La mauvaise joueuse de Victor Jestin
Victor Jestin raconte l’addiction au jeu à travers le parcours de Maud, qui, après un accident de voiture, s’enfuit et succombe à sa passion pour le jeu. Au fur et à mesure, elle se dépouille de ses biens, tandis que des souvenirs d’enfance refont surface, éclairant peut-être les racines de sa pathologie. La mauvaise joueuse est aussi un portrait de femme, écrit sans jugement par un auteur empathique.
La Vocation de Chloé Saffy
Tout commence par un message sur Facebook, envoyé à Chloé Saffy, reconnue pour ses explorations de la sexualité. Une jeune femme, Salomé, souhaite partager son expérience de soumission à des bourgeois, incluant services, châtiments et autres pratiques BDSM à la limite du soutenable. Le récit captivant de Chloé Saffy, qui ne se contente pas de dépeindre un tableau social, contient également une tension fictionnelle palpable.
Finistère d’Anne Berest
Après avoir exploré ses racines juives maternelles avec La Carte postale, Anne Berest se penche sur ses origines bretonnes en retraçant l’histoire d’une famille engagée, de son arrière-grand-père Eugène, créateur de la première coopérative agricole, à son père Pierre, un brillant scientifique. Ce récit intime et touchant brosse aussi le portrait d’une France des années 1960-70, à la fois proche et lointaine, évoquant des convictions passionnées qui suscitent la nostalgie.
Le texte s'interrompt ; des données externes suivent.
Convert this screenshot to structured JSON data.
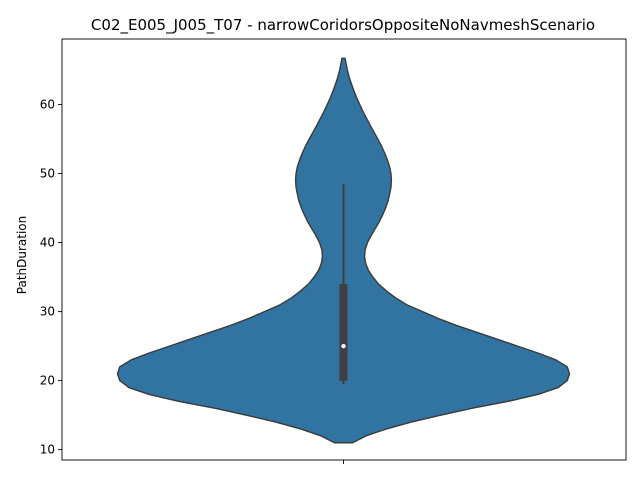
{
  "chart_data": {
    "type": "violin",
    "title": "C02_E005_J005_T07 - narrowCoridorsOppositeNoNavmeshScenario",
    "xlabel": "",
    "ylabel": "PathDuration",
    "ylim": [
      8.5,
      69.5
    ],
    "yticks": [
      10,
      20,
      30,
      40,
      50,
      60
    ],
    "grid": false,
    "color": "#3274a1",
    "edge_color": "#3a3a3a",
    "box_color": "#3f3f3f",
    "median_color": "#ffffff",
    "violin": {
      "min": 11.0,
      "max": 66.7,
      "density_profile": [
        [
          11.0,
          0.04
        ],
        [
          12.0,
          0.1
        ],
        [
          13.0,
          0.19
        ],
        [
          14.0,
          0.3
        ],
        [
          15.0,
          0.43
        ],
        [
          16.0,
          0.57
        ],
        [
          17.0,
          0.73
        ],
        [
          18.0,
          0.86
        ],
        [
          19.0,
          0.95
        ],
        [
          20.0,
          0.99
        ],
        [
          21.0,
          1.0
        ],
        [
          22.0,
          0.99
        ],
        [
          23.0,
          0.94
        ],
        [
          24.0,
          0.86
        ],
        [
          25.0,
          0.77
        ],
        [
          26.0,
          0.68
        ],
        [
          27.0,
          0.59
        ],
        [
          28.0,
          0.5
        ],
        [
          29.0,
          0.42
        ],
        [
          30.0,
          0.35
        ],
        [
          31.0,
          0.28
        ],
        [
          32.0,
          0.23
        ],
        [
          33.0,
          0.19
        ],
        [
          34.0,
          0.155
        ],
        [
          35.0,
          0.13
        ],
        [
          36.0,
          0.11
        ],
        [
          37.0,
          0.098
        ],
        [
          38.0,
          0.093
        ],
        [
          39.0,
          0.096
        ],
        [
          40.0,
          0.106
        ],
        [
          41.0,
          0.122
        ],
        [
          42.0,
          0.14
        ],
        [
          43.0,
          0.158
        ],
        [
          44.0,
          0.173
        ],
        [
          45.0,
          0.186
        ],
        [
          46.0,
          0.197
        ],
        [
          47.0,
          0.204
        ],
        [
          48.0,
          0.21
        ],
        [
          49.0,
          0.212
        ],
        [
          50.0,
          0.21
        ],
        [
          51.0,
          0.204
        ],
        [
          52.0,
          0.194
        ],
        [
          53.0,
          0.182
        ],
        [
          54.0,
          0.168
        ],
        [
          55.0,
          0.152
        ],
        [
          56.0,
          0.135
        ],
        [
          57.0,
          0.118
        ],
        [
          58.0,
          0.102
        ],
        [
          59.0,
          0.086
        ],
        [
          60.0,
          0.072
        ],
        [
          61.0,
          0.058
        ],
        [
          62.0,
          0.046
        ],
        [
          63.0,
          0.035
        ],
        [
          64.0,
          0.025
        ],
        [
          65.0,
          0.017
        ],
        [
          66.0,
          0.011
        ],
        [
          66.7,
          0.007
        ]
      ]
    },
    "box": {
      "q1": 20.0,
      "median": 25.0,
      "q3": 34.0,
      "whisker_low": 19.5,
      "whisker_high": 48.5
    }
  }
}
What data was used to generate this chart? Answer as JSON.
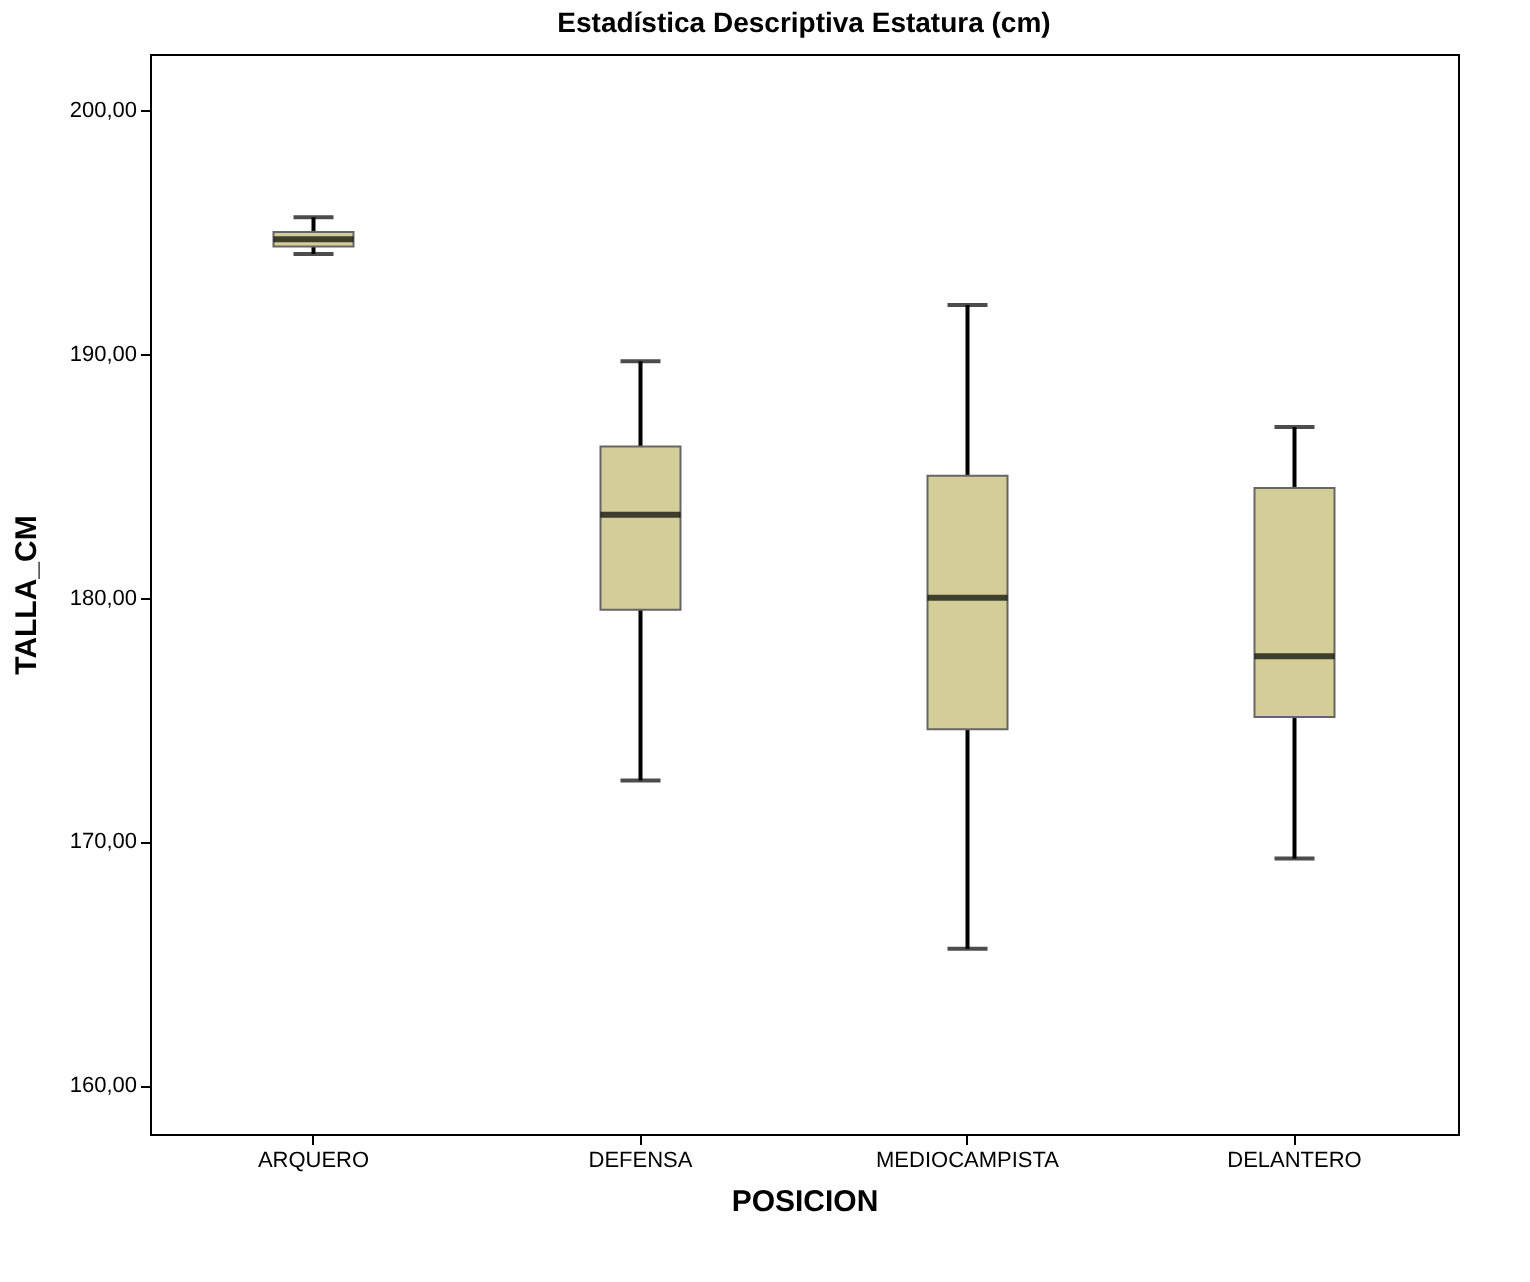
{
  "chart_data": {
    "type": "box",
    "title": "Estadística Descriptiva Estatura (cm)",
    "xlabel": "POSICION",
    "ylabel": "TALLA_CM",
    "categories": [
      "ARQUERO",
      "DEFENSA",
      "MEDIOCAMPISTA",
      "DELANTERO"
    ],
    "boxes": [
      {
        "low": 194.1,
        "q1": 194.4,
        "median": 194.7,
        "q3": 195.0,
        "high": 195.6
      },
      {
        "low": 172.5,
        "q1": 179.5,
        "median": 183.4,
        "q3": 186.2,
        "high": 189.7
      },
      {
        "low": 165.6,
        "q1": 174.6,
        "median": 180.0,
        "q3": 185.0,
        "high": 192.0
      },
      {
        "low": 169.3,
        "q1": 175.1,
        "median": 177.6,
        "q3": 184.5,
        "high": 187.0
      }
    ],
    "color": "#d3ce97",
    "ylim": [
      158.0,
      202.3
    ],
    "yticks": [
      {
        "value": 160,
        "label": "160,00"
      },
      {
        "value": 170,
        "label": "170,00"
      },
      {
        "value": 180,
        "label": "180,00"
      },
      {
        "value": 190,
        "label": "190,00"
      },
      {
        "value": 200,
        "label": "200,00"
      }
    ],
    "grid": false
  }
}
Jouer le jeu de Fatima Daas
Dans La Petite Dernière, Fatima Daas a su capter l’essence du récit d’apprentissage, et elle réitère avec brio. Cette fois-ci, nous suivons Kayden, une lycéenne talentueuse encouragée par sa professeure de français. Bien entourée, elle devient de plus en plus consciente du regard de son enseignante et aspire à intégrer Sciences Po. Mais sortir de sa classe dépend de bien plus que des mots. Ce récit témoigne du style brut et réfléchi de Daas, offrant un portrait poignant d’une jeune adulte en devenir, au cœur de cette rentrée littéraire 2025.
Surchauffe de Nathan Devers
Dans l’archipel des Andaman, le peuple Sentinelle refuse toute intrusion sur leur île, malgré les ambitions d’un projet hôtelier de luxe. Jade, accablée par son travail et un mariage médiocre, est chargée de ce projet. En reliant le burn-out à la catastrophe écologique imminente, Nathan Devers nous offre un roman palpitant qui nous tient en haleine jusqu’à la dernière page.